Отъезд в Городище задержался, да и желание ехать исчезло. Набат затих, но ни владыка, ни посадник не дали вести на княжий двор о софийском вече. Ратмир надел шелом. Он готов был проститься с князем, чтобы, не откладывая, идти на Холопью, к Жирославу и его товарищам, но ему помешал боярин Федор Данилович.
— Прости, княже, что без зову к тебе, — ступив в горницу и словно бы спеша скорее выложить все, что знал, начал Данилович.
— Рад видеть тебя, болярин, — сказал Александр. — Какою вестью обрадуешь?
— Не обрадую, княже… Верхние созвонили вече у святой Софии.
— Набат слышно на княжем дворе. Не в поход ли собрался Новгород? — Александр насмешливо покривил губы.
— Совет господ и все верхние распри с тобой ищут, — сказал Данилович. — Ряду и грамоты договорные желают писать, чтобы не княжить тебе в Новгороде, а наемником быть совета господ. Возьмешь ли ту ряду, Александр Ярославич?
— Нет, — резко произнес Александр. — Не будет на то воли.
— В том и умысел вотчинников. Распря с тобой — распря с великим князем. Господства своего в Новгороде желают вотчинники. Не сильный князь им нужен, а который возьмет ряду.
— Чье называют имя?
— Мстислава черниговского.
— Кто слабей да бедней, тот и люб. Не рано ли Новгород начал грозить стольному Владимиру? Хочу слышать, что ты молвишь, Федор Данилович, и ты, Ратмир.
— Не по мне хитрые речи, княже, — первым подал голос Ратмир и искоса взглянул на Даниловича. — Одно молвлю: не пора ли на распрю ответить распрей? Дружина сильна, не словом — мечом остудим горячие головы.
— Воеводе Ратмиру не впервой боем решать споры, — промолвил Федор Данилович. Голос его звучал спокойно и рассудительно. — О том не подумать ли, в чем ныне силу обрели вотчинники? — продолжал он. — Дома их сила или за рубежом ищут ее? И ты, Александр Ярославич, и воевода Ратмир, не забыли, чай, старого посадника Бориса Нигоцевича? Звал он когда-то Новгород противу князя, да шею сломал. Тем живот спас, что бежал в Ригу, под защиту епискупов и лыцарей. Спрашивал я позагодь ливонского магистра, как гостил он в Новгороде, почто дали приют Нигоцевичу? Почто лыцари и епискуп оказали дружбу изменнику-перевету? Магистр ответил: перед епискупом рижским и перед лыцарством не виноват Нигоцевич; приют ему оказан не по дружбе, а из милости; оказывать-де помощь нуждающимся в ней учит римская церковь.
— Ложь! — не утерпев, воскликнул Александр. — Союзника обрели себе ливонцы в Борисе Нигоцевиче.
— Под Медвежьей головой Владимирко псковский с переветами под лыцарским стягом стоял противу русичей, — напомнил Ратмир.
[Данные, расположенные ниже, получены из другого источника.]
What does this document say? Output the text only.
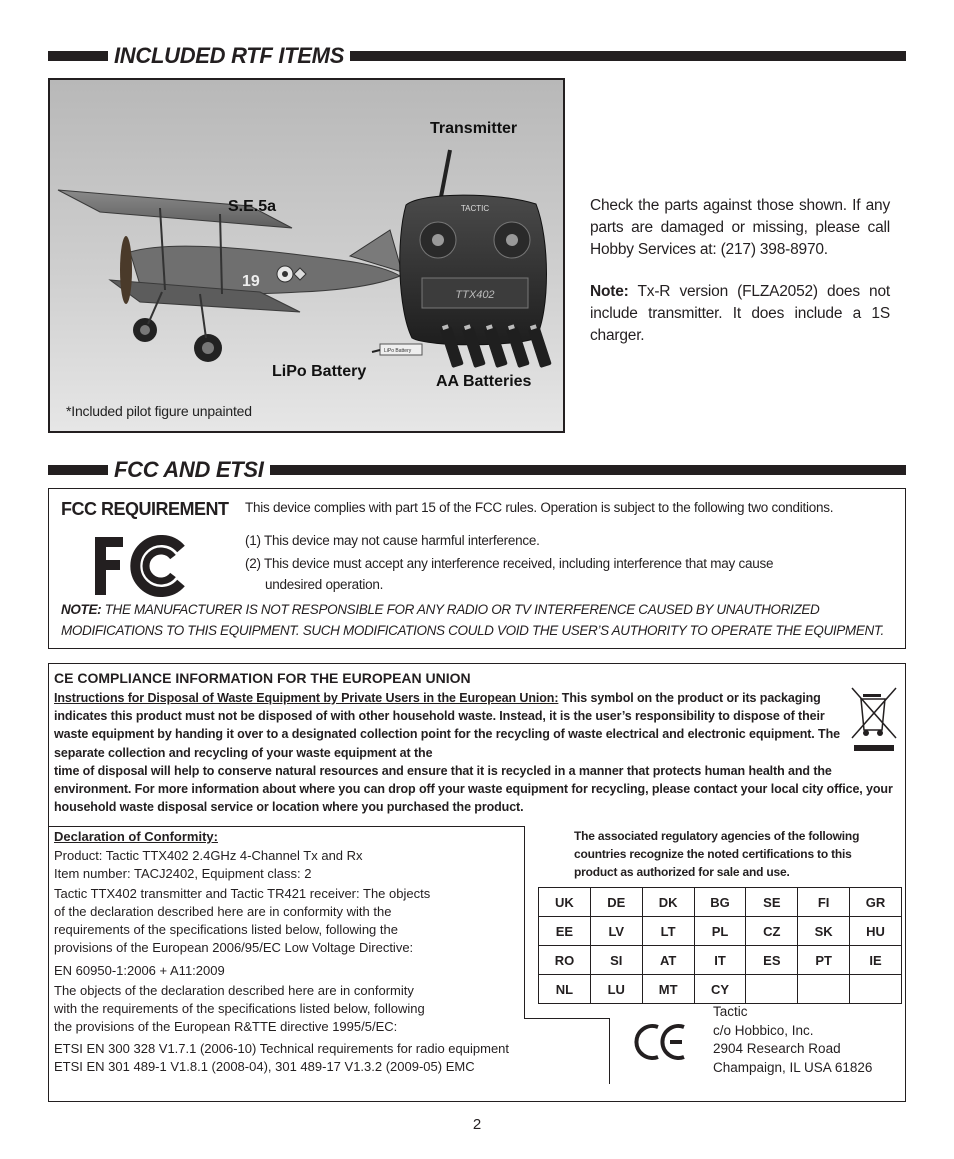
INCLUDED RTF ITEMS
19
TACTIC
TTX402
LiPo Battery
Transmitter
S.E.5a
LiPo Battery
AA Batteries
*Included pilot figure unpainted
Check the parts against those shown. If any parts are damaged or missing, please call Hobby Services at: (217) 398-8970.
Note: Tx-R version (FLZA2052) does not include transmitter. It does include a 1S charger.
FCC AND ETSI
FCC REQUIREMENT This device complies with part 15 of the FCC rules. Operation is subject to the following two conditions.
(1) This device may not cause harmful interference.
(2) This device must accept any interference received, including interference that may cause
undesired operation.
NOTE: THE MANUFACTURER IS NOT RESPONSIBLE FOR ANY RADIO OR TV INTERFERENCE CAUSED BY UNAUTHORIZED MODIFICATIONS TO THIS EQUIPMENT. SUCH MODIFICATIONS COULD VOID THE USER’S AUTHORITY TO OPERATE THE EQUIPMENT.
CE COMPLIANCE INFORMATION FOR THE EUROPEAN UNION
Instructions for Disposal of Waste Equipment by Private Users in the European Union: This symbol on the product or its packaging indicates this product must not be disposed of with other household waste. Instead, it is the user’s responsibility to dispose of their waste equipment by handing it over to a designated collection point for the recycling of waste electrical and electronic equipment. The separate collection and recycling of your waste equipment at the
time of disposal will help to conserve natural resources and ensure that it is recycled in a manner that protects human health and the environment. For more information about where you can drop off your waste equipment for recycling, please contact your local city office, your household waste disposal service or location where you purchased the product.
Declaration of Conformity:
Product: Tactic TTX402 2.4GHz 4-Channel Tx and Rx
Item number: TACJ2402, Equipment class: 2
Tactic TTX402 transmitter and Tactic TR421 receiver: The objects
of the declaration described here are in conformity with the
requirements of the specifications listed below, following the
provisions of the European 2006/95/EC Low Voltage Directive:
EN 60950-1:2006 + A11:2009
The objects of the declaration described here are in conformity
with the requirements of the specifications listed below, following
the provisions of the European R&TTE directive 1995/5/EC:
ETSI EN 300 328 V1.7.1 (2006-10) Technical requirements for radio equipment
ETSI EN 301 489-1 V1.8.1 (2008-04), 301 489-17 V1.3.2 (2009-05) EMC
The associated regulatory agencies of the following countries recognize the noted certifications to this product as authorized for sale and use.
UK	DE	DK	BG	SE	FI	GR
EE	LV	LT	PL	CZ	SK	HU
RO	SI	AT	IT	ES	PT	IE
NL	LU	MT	CY			
Tactic
c/o Hobbico, Inc.
2904 Research Road
Champaign, IL USA 61826
2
— Истинно, — подтвердил Федор Данилович. — Начнут поход ливонские меченосцы, не диво будет, если воевода Ратмир встретится в поле с Нигоцевичем, как с врагом. Кто начал с измены — изменой и кончит. Верхние боляре на Новгороде не отреклись от Нигоцевича. Поклоном от него кланялся магистр владыке и болярам. И ныне не угасли надежды верхних на епискупов латинских и на лыцарей. Бывало так-то, Александр Ярославич. В Галицкой Руси вотчинное болярство в дружбе с угорцами билось против князя Романа. Ты, княже, силен в Новгороде дружиной своей, страхом вотчинников перед полками суздальскими, потому и не люб.
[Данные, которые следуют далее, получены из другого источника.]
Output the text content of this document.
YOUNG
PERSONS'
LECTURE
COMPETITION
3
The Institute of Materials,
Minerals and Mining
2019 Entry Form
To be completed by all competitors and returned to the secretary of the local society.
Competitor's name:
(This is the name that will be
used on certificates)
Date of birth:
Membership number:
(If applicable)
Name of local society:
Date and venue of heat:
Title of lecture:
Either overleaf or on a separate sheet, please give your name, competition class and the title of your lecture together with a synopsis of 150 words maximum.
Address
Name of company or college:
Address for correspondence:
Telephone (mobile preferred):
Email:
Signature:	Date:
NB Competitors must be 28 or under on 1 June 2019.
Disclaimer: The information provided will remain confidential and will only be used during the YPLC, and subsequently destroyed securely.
— Довольно, болярин! — Не в силах сдержать гнев, Александр вскочил с лавки, вышел вперед и остановился рядом с боярином Федором. — Ищут нам гибели вотчинники…
— Владычный болярин Якун Лизута молвил о тебе, велел звать на княжение Мстислава.
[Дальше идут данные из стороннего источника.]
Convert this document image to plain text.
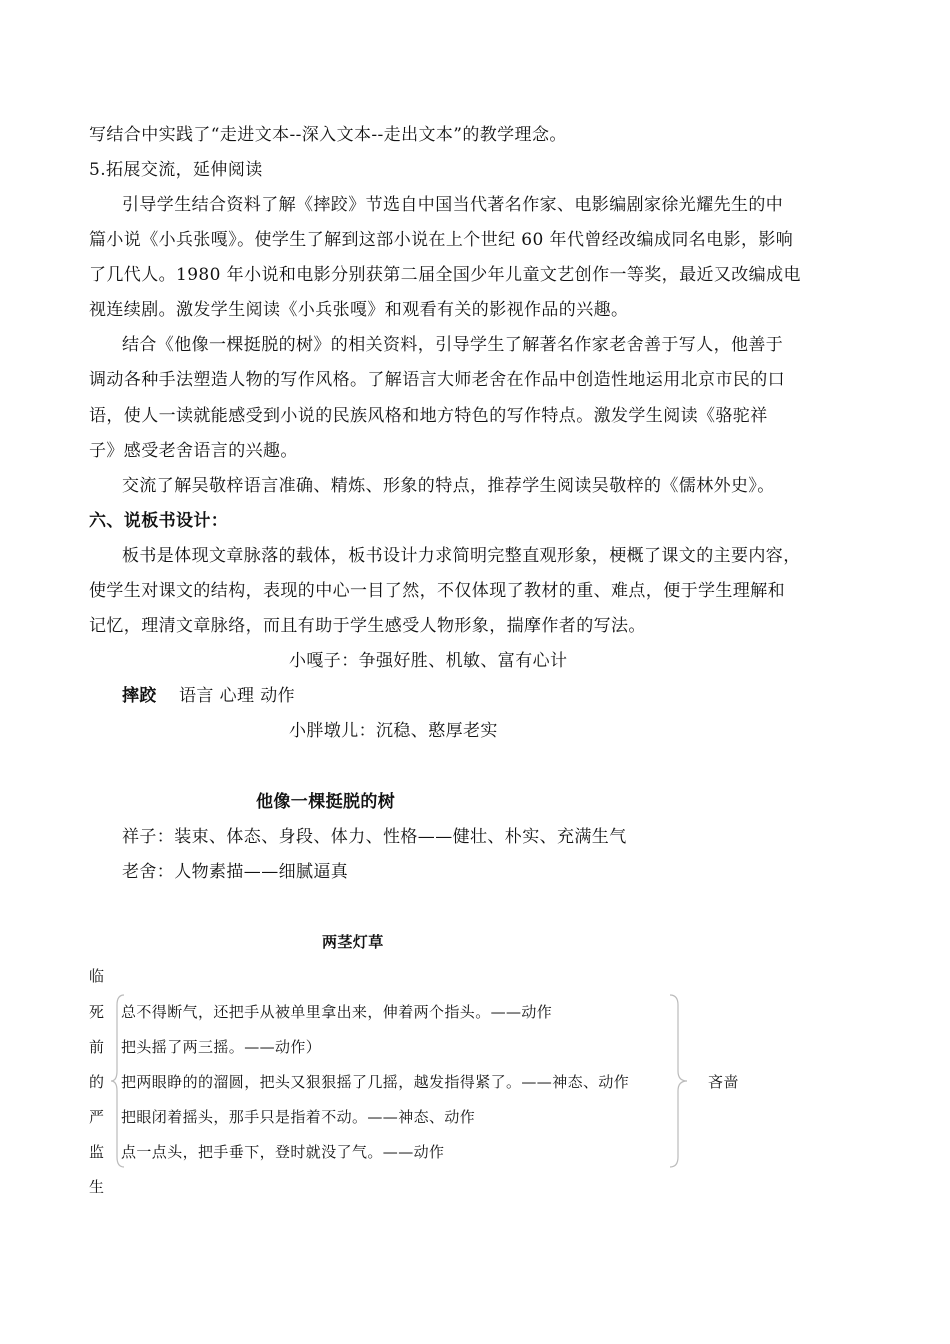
写结合中实践了“走进文本--深入文本--走出文本”的教学理念。
5.拓展交流，延伸阅读
引导学生结合资料了解《摔跤》节选自中国当代著名作家、电影编剧家徐光耀先生的中
篇小说《小兵张嘎》。使学生了解到这部小说在上个世纪 60 年代曾经改编成同名电影，影响
了几代人。1980 年小说和电影分别获第二届全国少年儿童文艺创作一等奖，最近又改编成电
视连续剧。激发学生阅读《小兵张嘎》和观看有关的影视作品的兴趣。
结合《他像一棵挺脱的树》的相关资料，引导学生了解著名作家老舍善于写人，他善于
调动各种手法塑造人物的写作风格。了解语言大师老舍在作品中创造性地运用北京市民的口
语，使人一读就能感受到小说的民族风格和地方特色的写作特点。激发学生阅读《骆驼祥
子》感受老舍语言的兴趣。
交流了解吴敬梓语言准确、精炼、形象的特点，推荐学生阅读吴敬梓的《儒林外史》。
六、说板书设计：
板书是体现文章脉落的载体，板书设计力求简明完整直观形象，梗概了课文的主要内容，
使学生对课文的结构，表现的中心一目了然，不仅体现了教材的重、难点，便于学生理解和
记忆，理清文章脉络，而且有助于学生感受人物形象，揣摩作者的写法。
小嘎子：争强好胜、机敏、富有心计
摔跤 语言 心理 动作
小胖墩儿：沉稳、憨厚老实
他像一棵挺脱的树
祥子：装束、体态、身段、体力、性格——健壮、朴实、充满生气
老舍：人物素描——细腻逼真
两茎灯草
临
死
前
的
严
监
生
总不得断气，还把手从被单里拿出来，伸着两个指头。——动作
把头摇了两三摇。——动作）
把两眼睁的的溜圆，把头又狠狠摇了几摇，越发指得紧了。——神态、动作
把眼闭着摇头，那手只是指着不动。——神态、动作
点一点头，把手垂下，登时就没了气。——动作
吝啬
— Его ли слово стало словом вече? Ждать ли нам, пока скажет Новгород — уходи!
— Не скажет, не услышим того, княже. Вели лучше накрепко затворить ворота на княжем дворе, — посоветовал Ратмир.
— Не время биться, Ратмир. — Александр помолчал, решая, как ему поступить. — Сделаем так, как делывал батюшка: выступим на Торжок, сядем там, остановим обозы с хлебом. Не Новгород будет тогда писать нам договорные грамоты на княжение, сами напишем грамоты Новгороду. Вели готовить поход!
— К чему спешить, княже, повременим, — возразил Ратмир.
— Нет. Хочет Новгород распри, пусть возьмет распрю.
— Верхние боляре ищут распри, а не Новгород, — не согласился Ратмир. — Набат был на Софийской стороне, а на Торговой — ни Славненский, ни Плотницкий концы не сказали слова.